Sales figures at http://en.wikipedia....l_sales_figures


people were calling the damned thing the 'jesus phone' for gods sake and yet it was fundimentally behind everyone else in terms of what it could do.
I always thought that was people taking the mickey - that the users were fanatical about it like it was Jesus.

In fact the most amusing thing about this whole situation is that MS, the tradional 'bad guy', might well end up being the best chance at shaking things up with WP8 if they can just get their marketing into shape to get people to buy the damned thing. Its the first mobile OS to try something 'new' in 5+ years (iOS and Android are, at their heart just a desktop on your phone with icons you click - we really haven't move on in this regard) and is a breath of fresh air in that regard.[/quote]I agree, yes. My 2005 Motorola feature phone had a grid of colour icons that you clicked on. As did my 1985 Amiga...

http://erebusrpg.sourceforge.net/ - Erebus, Open Source RPG for Windows/Linux/Android
http://conquests.sourceforge.net/ - Conquests, Open Source Civ-like Game for Windows/Linux

Those stupid Samsung guys were probably trying to marketing: "Get 5 Apple alike for the prize of one Apple"

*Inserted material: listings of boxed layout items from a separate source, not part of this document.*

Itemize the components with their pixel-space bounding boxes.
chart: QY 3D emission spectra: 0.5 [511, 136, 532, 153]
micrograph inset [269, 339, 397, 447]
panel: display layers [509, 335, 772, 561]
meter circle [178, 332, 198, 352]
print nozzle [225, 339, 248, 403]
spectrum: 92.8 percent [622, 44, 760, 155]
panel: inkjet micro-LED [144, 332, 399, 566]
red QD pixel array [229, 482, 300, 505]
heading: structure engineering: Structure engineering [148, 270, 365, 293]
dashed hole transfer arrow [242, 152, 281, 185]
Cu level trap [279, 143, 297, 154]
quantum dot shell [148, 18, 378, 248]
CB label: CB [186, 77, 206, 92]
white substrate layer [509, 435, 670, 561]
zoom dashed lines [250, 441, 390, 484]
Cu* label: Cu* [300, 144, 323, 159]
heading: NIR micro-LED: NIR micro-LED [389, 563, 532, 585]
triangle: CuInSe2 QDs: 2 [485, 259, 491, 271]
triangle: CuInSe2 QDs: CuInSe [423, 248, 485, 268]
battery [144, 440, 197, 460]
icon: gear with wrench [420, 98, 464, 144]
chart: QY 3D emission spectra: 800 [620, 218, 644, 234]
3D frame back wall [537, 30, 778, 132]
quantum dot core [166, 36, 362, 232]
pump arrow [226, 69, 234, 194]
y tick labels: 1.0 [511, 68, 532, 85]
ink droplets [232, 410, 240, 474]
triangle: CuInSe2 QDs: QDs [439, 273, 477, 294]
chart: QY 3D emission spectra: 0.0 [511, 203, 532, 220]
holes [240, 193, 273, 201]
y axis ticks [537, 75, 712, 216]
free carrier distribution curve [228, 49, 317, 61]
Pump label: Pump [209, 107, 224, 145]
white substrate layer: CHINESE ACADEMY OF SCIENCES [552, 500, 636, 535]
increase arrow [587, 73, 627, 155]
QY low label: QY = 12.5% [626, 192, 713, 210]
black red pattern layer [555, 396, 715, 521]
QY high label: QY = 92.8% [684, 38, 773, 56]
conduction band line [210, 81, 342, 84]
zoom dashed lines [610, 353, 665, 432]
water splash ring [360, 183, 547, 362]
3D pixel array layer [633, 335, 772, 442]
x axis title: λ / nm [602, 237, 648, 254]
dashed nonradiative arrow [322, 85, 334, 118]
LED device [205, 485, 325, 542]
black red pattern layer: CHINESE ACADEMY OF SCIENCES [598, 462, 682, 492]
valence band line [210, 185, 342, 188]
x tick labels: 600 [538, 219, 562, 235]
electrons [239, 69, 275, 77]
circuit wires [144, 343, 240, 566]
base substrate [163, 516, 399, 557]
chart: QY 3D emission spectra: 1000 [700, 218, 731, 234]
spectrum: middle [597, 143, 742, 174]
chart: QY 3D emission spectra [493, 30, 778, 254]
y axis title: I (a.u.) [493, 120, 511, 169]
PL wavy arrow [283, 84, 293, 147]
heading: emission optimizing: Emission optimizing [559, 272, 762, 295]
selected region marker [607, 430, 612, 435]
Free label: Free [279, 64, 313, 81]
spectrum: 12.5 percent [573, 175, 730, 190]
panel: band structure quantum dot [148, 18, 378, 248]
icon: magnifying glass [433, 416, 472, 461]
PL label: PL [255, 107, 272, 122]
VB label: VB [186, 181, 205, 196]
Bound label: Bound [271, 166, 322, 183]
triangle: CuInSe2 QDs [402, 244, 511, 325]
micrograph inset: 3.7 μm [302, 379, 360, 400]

Those Apple patents are ridiculous. I agree to have Samsung change it, but any indemnification is inappropriate!-
Why, because Apple devices are less good than from most other manufacturers. For example my XPERIA X10 Mini pro
is lightyears ahead, smaller, lighter with more features and I've payed 70.-$ for it! I could have gotten 10 Xperia for the price of one Iphone.-
In case people have missed it, this article at Groklaw indicates the jury were confused, misled, or downright careless with regards to prior art in their verdict. Hopefully grounds for appeal!
jury were confused, misled, or downright careless
Is that not the base of every US court? Though admittedly John Grisham (Runaway Jury, anyone?) and the few prominent cases that aired on TV here (e.g. Simpson murder trial in the late 90s) are my first hand experience with US courts, I dare to say that there's a grain of truth in that. Or take the famous 12 Angry Men.

Uneducated (juridically uneducated) people, deliberately selected with a strong bias are presented selective evidence and given a big smoke and mirrors show. What's right and what's wrong depends on what they conclude, or how much they like the lawyers bowtie. If you go to court in Texas, you had better not be a foreigner, too. Or, heaven forbid, black.

So... what exactly do you expect to come out of this?